Full-text search with Solr, Xapian, and Sphinx

Tracker Dogs

Author(s):

Full-text search engines like Solr, Xapian, and Sphinx make the daily data chaos on your hard disk searchable – and they even cooperate with relational databases.

Creating a list of 10 websites that discuss the latest Ubuntu release is simple: just use Google or another one of the popular web search engines. But if you host an information-packed website yourself and want to offer your own search function for it, you need a full-text search tool. Full-text search engines have other benefits for the user and developer. If you are building a custom application or DVD, for instance, you might want to include a full-text search tool to put important information at the user's fingertips. Full-text search delves the depths of random or systematically arranged data for one or more search terms. You will want the search results sorted by relevance, and you will want the results in a split second.

Luckily, admins and developers need not reinvent the wheel: Solr, Xapian, and Sphinx are open source projects that index and analyze data. But how do you define data? You can roughly distinguish two states in which the search engines find information: structured and unstructured.

Structured data has a fixed, predefined structure that allows it to be easily recognized, categorized, and processed with the help of applications. The most common form of structured data is a relational database, with data organized in rows and columns that, in turn, are connected in the form of tables. In contrast to this, unstructured data lacks a data model. Such data sets are often so ambiguous that a program cannot simply process them because the data, facts, and figures are totally mixed. Unstructured data is the domain of search engines that can at least arrange the chaotic data semantically.

Although both structured and unstructured data are both important, structured data offers several challenges for the search engine. For instance, the search engine must interact with a database engine to gain access to the data (see the box titled "No Connector?"). Also, websites and other custom web service infrastructures increasingly rely on back-end database systems for storing and organizing critical information.

No Connector?

Clearly, searching a database is more complicated with no database connector. In this case, the users themselves must ensure that the search engine treats each database entry as an individual document and indexes it as if it were unstructured data. Additionally, you need to create a new document for any subsequent entries in the database.
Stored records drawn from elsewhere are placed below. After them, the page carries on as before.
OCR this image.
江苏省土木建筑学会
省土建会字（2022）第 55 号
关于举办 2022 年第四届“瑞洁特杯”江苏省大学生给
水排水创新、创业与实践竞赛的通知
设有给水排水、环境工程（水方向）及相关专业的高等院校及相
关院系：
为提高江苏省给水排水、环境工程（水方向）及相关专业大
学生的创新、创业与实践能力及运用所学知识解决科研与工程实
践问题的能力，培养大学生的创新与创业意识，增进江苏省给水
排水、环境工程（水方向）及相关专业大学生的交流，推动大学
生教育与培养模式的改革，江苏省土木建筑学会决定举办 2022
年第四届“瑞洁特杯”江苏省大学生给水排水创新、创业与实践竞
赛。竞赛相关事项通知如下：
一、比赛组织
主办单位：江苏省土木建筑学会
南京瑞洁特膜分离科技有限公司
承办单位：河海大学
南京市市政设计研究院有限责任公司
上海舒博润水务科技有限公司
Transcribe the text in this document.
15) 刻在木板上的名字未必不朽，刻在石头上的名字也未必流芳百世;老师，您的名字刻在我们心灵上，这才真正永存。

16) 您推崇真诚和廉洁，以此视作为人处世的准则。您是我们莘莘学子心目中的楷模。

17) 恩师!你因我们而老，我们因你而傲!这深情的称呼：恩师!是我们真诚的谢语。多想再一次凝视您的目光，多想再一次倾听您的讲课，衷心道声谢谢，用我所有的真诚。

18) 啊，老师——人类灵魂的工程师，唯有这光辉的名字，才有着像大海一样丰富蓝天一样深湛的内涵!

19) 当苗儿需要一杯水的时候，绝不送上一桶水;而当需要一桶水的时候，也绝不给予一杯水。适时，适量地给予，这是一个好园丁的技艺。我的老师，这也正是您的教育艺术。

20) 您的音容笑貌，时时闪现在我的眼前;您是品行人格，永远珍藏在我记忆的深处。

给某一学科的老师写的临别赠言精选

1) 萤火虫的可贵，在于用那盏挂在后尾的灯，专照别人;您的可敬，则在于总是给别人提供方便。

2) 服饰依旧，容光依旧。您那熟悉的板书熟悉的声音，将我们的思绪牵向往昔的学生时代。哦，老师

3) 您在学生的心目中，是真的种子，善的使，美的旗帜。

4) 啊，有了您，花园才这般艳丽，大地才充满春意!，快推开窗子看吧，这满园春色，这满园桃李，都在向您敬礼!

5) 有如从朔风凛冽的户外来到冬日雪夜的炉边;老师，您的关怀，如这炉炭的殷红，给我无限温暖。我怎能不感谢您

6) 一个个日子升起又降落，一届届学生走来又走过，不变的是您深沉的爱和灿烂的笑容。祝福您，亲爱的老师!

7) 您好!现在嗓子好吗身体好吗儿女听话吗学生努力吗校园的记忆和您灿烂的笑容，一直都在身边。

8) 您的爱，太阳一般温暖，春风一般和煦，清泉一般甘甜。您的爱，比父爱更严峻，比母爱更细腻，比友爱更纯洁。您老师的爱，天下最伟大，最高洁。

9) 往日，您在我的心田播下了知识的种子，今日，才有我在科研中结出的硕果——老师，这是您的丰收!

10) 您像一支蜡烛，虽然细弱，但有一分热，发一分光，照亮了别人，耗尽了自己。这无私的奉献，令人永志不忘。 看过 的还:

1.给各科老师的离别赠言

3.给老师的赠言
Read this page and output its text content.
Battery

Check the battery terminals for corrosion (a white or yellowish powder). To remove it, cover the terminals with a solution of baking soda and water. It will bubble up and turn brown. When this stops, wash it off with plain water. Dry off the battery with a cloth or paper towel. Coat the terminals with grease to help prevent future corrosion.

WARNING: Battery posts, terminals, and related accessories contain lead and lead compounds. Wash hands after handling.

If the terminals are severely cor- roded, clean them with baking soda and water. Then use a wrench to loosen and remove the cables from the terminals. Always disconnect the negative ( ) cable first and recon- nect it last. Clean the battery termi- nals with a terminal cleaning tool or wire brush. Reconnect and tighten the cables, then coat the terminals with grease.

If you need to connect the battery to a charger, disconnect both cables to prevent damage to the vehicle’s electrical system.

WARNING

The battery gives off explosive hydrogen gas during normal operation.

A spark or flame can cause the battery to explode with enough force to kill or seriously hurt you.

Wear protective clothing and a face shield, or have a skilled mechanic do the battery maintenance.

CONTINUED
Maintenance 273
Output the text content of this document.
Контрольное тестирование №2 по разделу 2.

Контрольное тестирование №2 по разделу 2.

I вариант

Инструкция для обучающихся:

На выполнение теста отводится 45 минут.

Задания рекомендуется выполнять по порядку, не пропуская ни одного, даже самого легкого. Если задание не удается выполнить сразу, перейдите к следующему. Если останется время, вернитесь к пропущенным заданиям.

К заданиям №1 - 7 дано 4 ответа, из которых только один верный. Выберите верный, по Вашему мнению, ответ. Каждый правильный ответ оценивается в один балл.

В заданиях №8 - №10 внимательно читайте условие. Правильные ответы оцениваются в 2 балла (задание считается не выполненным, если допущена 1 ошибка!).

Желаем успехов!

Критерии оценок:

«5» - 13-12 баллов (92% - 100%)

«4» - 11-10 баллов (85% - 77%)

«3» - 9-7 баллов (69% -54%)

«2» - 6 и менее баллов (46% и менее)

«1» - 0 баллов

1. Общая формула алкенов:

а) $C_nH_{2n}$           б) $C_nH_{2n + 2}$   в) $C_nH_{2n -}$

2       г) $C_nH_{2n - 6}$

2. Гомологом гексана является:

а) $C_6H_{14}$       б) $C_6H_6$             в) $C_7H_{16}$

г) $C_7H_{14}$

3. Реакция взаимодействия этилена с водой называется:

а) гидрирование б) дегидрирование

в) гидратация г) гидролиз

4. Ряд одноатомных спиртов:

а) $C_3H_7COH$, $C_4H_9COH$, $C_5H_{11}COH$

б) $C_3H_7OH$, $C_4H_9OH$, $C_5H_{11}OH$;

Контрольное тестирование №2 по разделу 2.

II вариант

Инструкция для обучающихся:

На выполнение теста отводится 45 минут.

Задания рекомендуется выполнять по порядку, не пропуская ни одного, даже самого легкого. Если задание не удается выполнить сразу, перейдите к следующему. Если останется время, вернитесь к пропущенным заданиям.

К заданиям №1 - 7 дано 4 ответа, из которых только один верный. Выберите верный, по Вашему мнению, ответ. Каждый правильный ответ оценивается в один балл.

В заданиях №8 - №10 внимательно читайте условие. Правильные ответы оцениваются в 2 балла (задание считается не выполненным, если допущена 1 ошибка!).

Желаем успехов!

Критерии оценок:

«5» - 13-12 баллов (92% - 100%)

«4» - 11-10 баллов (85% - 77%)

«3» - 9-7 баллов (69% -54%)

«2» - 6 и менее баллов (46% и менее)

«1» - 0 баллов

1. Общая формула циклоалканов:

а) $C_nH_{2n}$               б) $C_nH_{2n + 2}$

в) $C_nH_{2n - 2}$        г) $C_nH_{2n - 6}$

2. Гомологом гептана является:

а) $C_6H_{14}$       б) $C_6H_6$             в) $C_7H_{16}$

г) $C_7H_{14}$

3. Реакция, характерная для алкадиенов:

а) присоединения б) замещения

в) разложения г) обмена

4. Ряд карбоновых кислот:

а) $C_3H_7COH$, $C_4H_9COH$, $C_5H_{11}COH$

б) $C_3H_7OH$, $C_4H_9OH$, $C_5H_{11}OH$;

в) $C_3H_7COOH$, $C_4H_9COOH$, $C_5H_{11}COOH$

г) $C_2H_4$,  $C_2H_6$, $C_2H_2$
On top of this, you have to program the search manually to interact with the database. Although it is possible to work around the constraints, you have to consider a few factors – for example, the size of the database and whether it resides in a distributed environment.

In this article, I describe the Solr, Xapian, and Sphinx full-text search tools, paying particular attention to how to handle data stored in relational databases – with the spotlight on SQL variants.

Indexing and Search

Search engines in the wild exist in the form of libraries, which can be integrated into existing code or run as standalone services. These standalone services provide APIs for developers that let them tap into the search engine with their own programs.

Basically, search engines follow two aims: Indexing prepares the data so that it is easily accessible, and the search process compiles the information in a meaningful way. If you look up the term index in the dictionary, you will see that indexing means making a list of things. Making a list is the first step in the process.

Solr, Sphinx, and Xapian rely on indexers to sift through the full inventory of data and apply different algorithms to create a searchable form (see the box titled "Stop Words and Stem Formation"). Grossly simplified, the search engine isolates key terms from the mass of data and stores them in the form of trees, binary trees, or hash tables in index files that also remember the relative position of the terms in the original documents.

Stop Words and Stem Formation

Every language includes words that do not add any significance to the body of text in which they appear; the indexer usually discards these words. In English, these stop words include the definite article (the), indefinite articles (a, an), and conjunctions (and, or).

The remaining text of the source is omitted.